The Hidden Number Behind America's Falling Unemployment Rate
Kevin Glass | September 1, 2013
The unemployment rate has been going down over the last few months - slowly, yes, but surely - and the economy has appeared more resilient then predicted in the wake of sequestration going into effect. This may mask underlying problems in our economy that has made it appear better than it is.
The Bureau of Labor Statistics keeps statistics on the labor force participation rate, the ratio of the total workforce to total employment-age Americans. Since the economic crisis, the participation rate has dropped from 66.4% to 63.4%.
As Emily Hulsey at the IJ Review writes:
The New York Times reported that the shift could, more specifically, be due to “the rise in the number of workers on disability.” Today, a record 8.7 million Americans receive disability benefits – that more than the population of New York City. However, the most disturbing aspect, as well as the most volatile variable, of this is the unprecedented number of young adults who are giving up on work and signing up for government assistance.
Surprisingly, this news is not due to the lack of jobs; rather, both Baby Boomers and Millennials are experiencing a skills gap. That is, the skills that employers demand do not match the skills that today’s unemployed possess. For example, in their job searches, many college graduates are encountering entry-level jobs that require only a high school diploma. A large number of Baby Boomers cannot find jobs in their respective fields, and employers consider them too close to retirement to invest in much training and education.
The drop in the labor force is being driven by more than demographic shifts. There are deeper problems at work in the economy. It's more than just a structural skills mismatch, though.
A record number of Americans have claimed federal disability payments. It's not necessarily because of fraud - a study found that fraudulence isn't particularly correlated with the business cycle - but that a struggling economy causes some people who might be otherwise employable to file for disability. There are two troubling aspects here: the federal disability program is expensive, and once a worker goes on disability, they're unlikely to re-enter the workforce. The Wall Street Journal explains:
Federal disability rules allow workers to get benefits only if they have an “impairment” that prevents them from working. But Mr. Rothstein notes that the ability to work isn’t necessarily independent of the labor market.
A construction worker who hurts his back, for example, might be able to get a desk job during good economic times; when unemployment is high, however, making such a career switch could be much harder. Moreover, companies are much more likely to make accommodations for existing workers who become disabled than to hire a disabled worker — so a person with a disability who loses a job might well struggle to find a new one.
Mr. Rothstein says his findings suggest that “really what’s going on is that there are people who are disabled who may in good markets be able to get jobs but in difficult market can’t.”

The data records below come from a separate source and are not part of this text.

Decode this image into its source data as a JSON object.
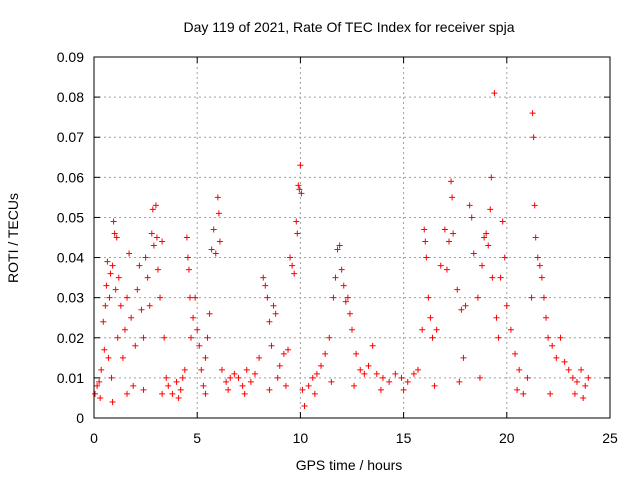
{
  "chart_data": {
    "type": "scatter",
    "title": "Day 119 of 2021, Rate Of TEC Index for receiver spja",
    "xlabel": "GPS time / hours",
    "ylabel": "ROTI / TECUs",
    "xlim": [
      0,
      25
    ],
    "ylim": [
      0,
      0.09
    ],
    "x_ticks": [
      0,
      5,
      10,
      15,
      20,
      25
    ],
    "x_tick_labels": [
      "0",
      "5",
      "10",
      "15",
      "20",
      "25"
    ],
    "y_ticks": [
      0,
      0.01,
      0.02,
      0.03,
      0.04,
      0.05,
      0.06,
      0.07,
      0.08,
      0.09
    ],
    "y_tick_labels": [
      "0",
      "0.01",
      "0.02",
      "0.03",
      "0.04",
      "0.05",
      "0.06",
      "0.07",
      "0.08",
      "0.09"
    ],
    "grid": true,
    "marker": "+",
    "marker_color": "#ff0000",
    "series": [
      {
        "name": "ROTI",
        "points": [
          [
            0.05,
            0.006
          ],
          [
            0.15,
            0.008
          ],
          [
            0.25,
            0.009
          ],
          [
            0.35,
            0.012
          ],
          [
            0.45,
            0.024
          ],
          [
            0.5,
            0.017
          ],
          [
            0.55,
            0.028
          ],
          [
            0.6,
            0.033
          ],
          [
            0.65,
            0.039
          ],
          [
            0.7,
            0.015
          ],
          [
            0.75,
            0.03
          ],
          [
            0.8,
            0.036
          ],
          [
            0.85,
            0.01
          ],
          [
            0.9,
            0.038
          ],
          [
            0.95,
            0.049
          ],
          [
            1.0,
            0.046
          ],
          [
            1.05,
            0.032
          ],
          [
            1.1,
            0.045
          ],
          [
            1.15,
            0.02
          ],
          [
            1.2,
            0.035
          ],
          [
            1.3,
            0.028
          ],
          [
            1.4,
            0.015
          ],
          [
            1.5,
            0.022
          ],
          [
            1.6,
            0.03
          ],
          [
            1.7,
            0.041
          ],
          [
            1.8,
            0.025
          ],
          [
            1.9,
            0.008
          ],
          [
            2.0,
            0.018
          ],
          [
            2.1,
            0.032
          ],
          [
            2.2,
            0.038
          ],
          [
            2.3,
            0.027
          ],
          [
            2.4,
            0.02
          ],
          [
            2.5,
            0.04
          ],
          [
            2.6,
            0.035
          ],
          [
            2.7,
            0.028
          ],
          [
            2.8,
            0.046
          ],
          [
            2.85,
            0.052
          ],
          [
            2.9,
            0.043
          ],
          [
            3.0,
            0.053
          ],
          [
            3.05,
            0.045
          ],
          [
            3.1,
            0.037
          ],
          [
            3.2,
            0.03
          ],
          [
            3.3,
            0.044
          ],
          [
            3.4,
            0.02
          ],
          [
            3.5,
            0.01
          ],
          [
            3.6,
            0.008
          ],
          [
            3.8,
            0.006
          ],
          [
            4.0,
            0.009
          ],
          [
            4.2,
            0.007
          ],
          [
            4.3,
            0.01
          ],
          [
            4.4,
            0.012
          ],
          [
            4.5,
            0.045
          ],
          [
            4.55,
            0.04
          ],
          [
            4.6,
            0.037
          ],
          [
            4.65,
            0.03
          ],
          [
            4.7,
            0.02
          ],
          [
            4.8,
            0.025
          ],
          [
            4.9,
            0.03
          ],
          [
            5.0,
            0.022
          ],
          [
            5.1,
            0.018
          ],
          [
            5.2,
            0.012
          ],
          [
            5.3,
            0.008
          ],
          [
            5.4,
            0.015
          ],
          [
            5.5,
            0.02
          ],
          [
            5.6,
            0.026
          ],
          [
            5.7,
            0.042
          ],
          [
            5.8,
            0.047
          ],
          [
            5.9,
            0.041
          ],
          [
            6.0,
            0.055
          ],
          [
            6.05,
            0.051
          ],
          [
            6.1,
            0.044
          ],
          [
            6.2,
            0.012
          ],
          [
            6.4,
            0.009
          ],
          [
            6.6,
            0.01
          ],
          [
            6.8,
            0.011
          ],
          [
            7.0,
            0.01
          ],
          [
            7.2,
            0.008
          ],
          [
            7.4,
            0.012
          ],
          [
            7.6,
            0.009
          ],
          [
            7.8,
            0.011
          ],
          [
            8.0,
            0.015
          ],
          [
            8.2,
            0.035
          ],
          [
            8.3,
            0.033
          ],
          [
            8.4,
            0.03
          ],
          [
            8.5,
            0.024
          ],
          [
            8.6,
            0.018
          ],
          [
            8.7,
            0.028
          ],
          [
            8.8,
            0.026
          ],
          [
            8.9,
            0.01
          ],
          [
            9.0,
            0.013
          ],
          [
            9.2,
            0.016
          ],
          [
            9.4,
            0.017
          ],
          [
            9.5,
            0.04
          ],
          [
            9.6,
            0.038
          ],
          [
            9.7,
            0.036
          ],
          [
            9.8,
            0.049
          ],
          [
            9.85,
            0.046
          ],
          [
            9.9,
            0.058
          ],
          [
            9.95,
            0.057
          ],
          [
            10.0,
            0.063
          ],
          [
            10.05,
            0.056
          ],
          [
            10.1,
            0.007
          ],
          [
            10.2,
            0.003
          ],
          [
            10.4,
            0.008
          ],
          [
            10.6,
            0.01
          ],
          [
            10.8,
            0.011
          ],
          [
            11.0,
            0.013
          ],
          [
            11.2,
            0.016
          ],
          [
            11.4,
            0.02
          ],
          [
            11.6,
            0.03
          ],
          [
            11.7,
            0.035
          ],
          [
            11.8,
            0.042
          ],
          [
            11.9,
            0.043
          ],
          [
            12.0,
            0.037
          ],
          [
            12.1,
            0.033
          ],
          [
            12.2,
            0.029
          ],
          [
            12.3,
            0.03
          ],
          [
            12.4,
            0.026
          ],
          [
            12.5,
            0.022
          ],
          [
            12.7,
            0.016
          ],
          [
            12.9,
            0.012
          ],
          [
            13.1,
            0.011
          ],
          [
            13.3,
            0.013
          ],
          [
            13.5,
            0.018
          ],
          [
            13.7,
            0.011
          ],
          [
            14.0,
            0.01
          ],
          [
            14.3,
            0.009
          ],
          [
            14.6,
            0.011
          ],
          [
            14.9,
            0.01
          ],
          [
            15.2,
            0.009
          ],
          [
            15.5,
            0.011
          ],
          [
            15.7,
            0.012
          ],
          [
            15.9,
            0.022
          ],
          [
            16.0,
            0.047
          ],
          [
            16.05,
            0.044
          ],
          [
            16.1,
            0.04
          ],
          [
            16.2,
            0.03
          ],
          [
            16.3,
            0.025
          ],
          [
            16.4,
            0.02
          ],
          [
            16.6,
            0.022
          ],
          [
            16.8,
            0.038
          ],
          [
            17.0,
            0.047
          ],
          [
            17.1,
            0.037
          ],
          [
            17.2,
            0.044
          ],
          [
            17.3,
            0.059
          ],
          [
            17.35,
            0.055
          ],
          [
            17.4,
            0.046
          ],
          [
            17.6,
            0.032
          ],
          [
            17.8,
            0.027
          ],
          [
            17.9,
            0.015
          ],
          [
            18.0,
            0.028
          ],
          [
            18.2,
            0.053
          ],
          [
            18.3,
            0.05
          ],
          [
            18.4,
            0.041
          ],
          [
            18.6,
            0.03
          ],
          [
            18.8,
            0.038
          ],
          [
            18.9,
            0.045
          ],
          [
            19.0,
            0.046
          ],
          [
            19.1,
            0.043
          ],
          [
            19.2,
            0.052
          ],
          [
            19.25,
            0.06
          ],
          [
            19.3,
            0.035
          ],
          [
            19.4,
            0.081
          ],
          [
            19.5,
            0.025
          ],
          [
            19.6,
            0.02
          ],
          [
            19.7,
            0.035
          ],
          [
            19.8,
            0.049
          ],
          [
            19.9,
            0.04
          ],
          [
            20.0,
            0.028
          ],
          [
            20.2,
            0.022
          ],
          [
            20.4,
            0.016
          ],
          [
            20.6,
            0.012
          ],
          [
            20.8,
            0.006
          ],
          [
            21.0,
            0.01
          ],
          [
            21.2,
            0.03
          ],
          [
            21.25,
            0.076
          ],
          [
            21.3,
            0.07
          ],
          [
            21.35,
            0.053
          ],
          [
            21.4,
            0.045
          ],
          [
            21.5,
            0.04
          ],
          [
            21.6,
            0.038
          ],
          [
            21.7,
            0.035
          ],
          [
            21.8,
            0.03
          ],
          [
            21.9,
            0.025
          ],
          [
            22.0,
            0.02
          ],
          [
            22.2,
            0.018
          ],
          [
            22.4,
            0.015
          ],
          [
            22.6,
            0.02
          ],
          [
            22.8,
            0.014
          ],
          [
            23.0,
            0.012
          ],
          [
            23.2,
            0.01
          ],
          [
            23.4,
            0.009
          ],
          [
            23.6,
            0.012
          ],
          [
            23.8,
            0.008
          ],
          [
            23.95,
            0.01
          ],
          [
            0.3,
            0.005
          ],
          [
            0.9,
            0.004
          ],
          [
            1.6,
            0.006
          ],
          [
            2.4,
            0.007
          ],
          [
            3.3,
            0.006
          ],
          [
            4.1,
            0.005
          ],
          [
            5.4,
            0.006
          ],
          [
            6.5,
            0.007
          ],
          [
            7.3,
            0.006
          ],
          [
            8.5,
            0.007
          ],
          [
            9.3,
            0.008
          ],
          [
            10.7,
            0.006
          ],
          [
            11.5,
            0.009
          ],
          [
            12.6,
            0.008
          ],
          [
            13.9,
            0.007
          ],
          [
            15.0,
            0.007
          ],
          [
            16.5,
            0.008
          ],
          [
            17.7,
            0.009
          ],
          [
            18.7,
            0.01
          ],
          [
            20.5,
            0.007
          ],
          [
            22.1,
            0.006
          ],
          [
            23.3,
            0.006
          ],
          [
            23.7,
            0.005
          ]
        ]
      }
    ]
  }
}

Just because people aren’t cheating the system doesn’t mean the rise in the disability rolls isn’t a concern. Economic research has found that the disability system is mostly a one-way street: Once people start receiving benefits, they rarely go back to work.
So while the economy has looked resilient this summer, it's not the case that there's nothing to worry about or that a skyrocketing recovery is right around the corner. There are long-term factors at play here - some of them structural - that mean we are a very long way away from full employment.